Em alteração à Lei 14.192/2021 e ao Código Eleitoral, o texto enquadra a divulgação de conteúdos audiovisuais manipulados digitalmente ou gerados por inteligência artificial.
Também se tornam crime a divulgação não autorizada de dados pessoais ou sensíveis com o objetivo de impedir, dificultar ou restringir o exercício dos direitos políticos das mulheres.
O texto também prevê aumento de pena em até um terço quando o crime for cometido por internet, redes sociais, aplicativos de mensagens ou qualquer meio digital com ampla capacidade de difusão.
No projeto, Sâmia Bomfim sustenta que a experiência acumulada desde a edição da lei de 2021 mostra que parcela significativa das agressões dirigidas a mulheres na política passou a ocorrer por meio de ferramentas digitais.
Segundo a deputada, o ambiente virtual ampliou exponencialmente a velocidade e o alcance de práticas voltadas a constranger, intimidar ou afastar mulheres da esfera pública.
"A proposta não restringe o livre debate democrático. Seu objetivo é apenas conferir maior clareza normativa acerca de condutas que, em razão do avanço tecnológico, passaram a ser empregadas como instrumentos de intimidação política e de silenciamento de mulheres que exercem ou pretendem exercer funções públicas e mandatos eletivos."

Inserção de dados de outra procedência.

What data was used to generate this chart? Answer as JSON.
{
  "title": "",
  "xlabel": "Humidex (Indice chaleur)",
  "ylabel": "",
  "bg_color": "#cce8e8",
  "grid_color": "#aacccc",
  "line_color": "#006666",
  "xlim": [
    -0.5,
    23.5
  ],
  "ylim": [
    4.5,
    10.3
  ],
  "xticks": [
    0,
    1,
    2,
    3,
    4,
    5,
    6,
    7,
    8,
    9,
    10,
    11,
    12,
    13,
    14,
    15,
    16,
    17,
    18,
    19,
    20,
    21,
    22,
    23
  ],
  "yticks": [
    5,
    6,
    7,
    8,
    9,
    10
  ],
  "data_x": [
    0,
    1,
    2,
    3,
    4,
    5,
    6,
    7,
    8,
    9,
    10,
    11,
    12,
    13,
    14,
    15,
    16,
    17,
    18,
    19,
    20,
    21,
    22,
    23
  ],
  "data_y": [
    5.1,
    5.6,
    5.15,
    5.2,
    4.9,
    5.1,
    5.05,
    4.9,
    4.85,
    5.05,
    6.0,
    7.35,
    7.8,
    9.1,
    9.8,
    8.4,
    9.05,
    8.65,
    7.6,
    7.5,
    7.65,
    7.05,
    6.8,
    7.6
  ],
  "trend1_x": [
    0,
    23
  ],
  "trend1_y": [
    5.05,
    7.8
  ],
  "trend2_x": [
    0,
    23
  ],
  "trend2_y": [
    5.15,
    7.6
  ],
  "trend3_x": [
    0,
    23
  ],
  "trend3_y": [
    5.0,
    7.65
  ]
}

Na Câmara, a proposta aguarda distribuição às comissões temáticas antes de ser votada em Plenário.
Maria da Penha Digital
Em maio, a deputada já havia apresentado uma proposta de cunho semelhante. O projeto 2.273/2026, cria a Lei Maria da Penha Digital, um marco jurídico para combater a violência de gênero praticada em ambientes digitais.
A proposta reconhece formalmente a violência digital contra mulheres ao incluir práticas como divulgação de imagens íntimas sem consentimento, deepfakes pornográficos, perseguição virtual, doxxing, sextorsão e assédio.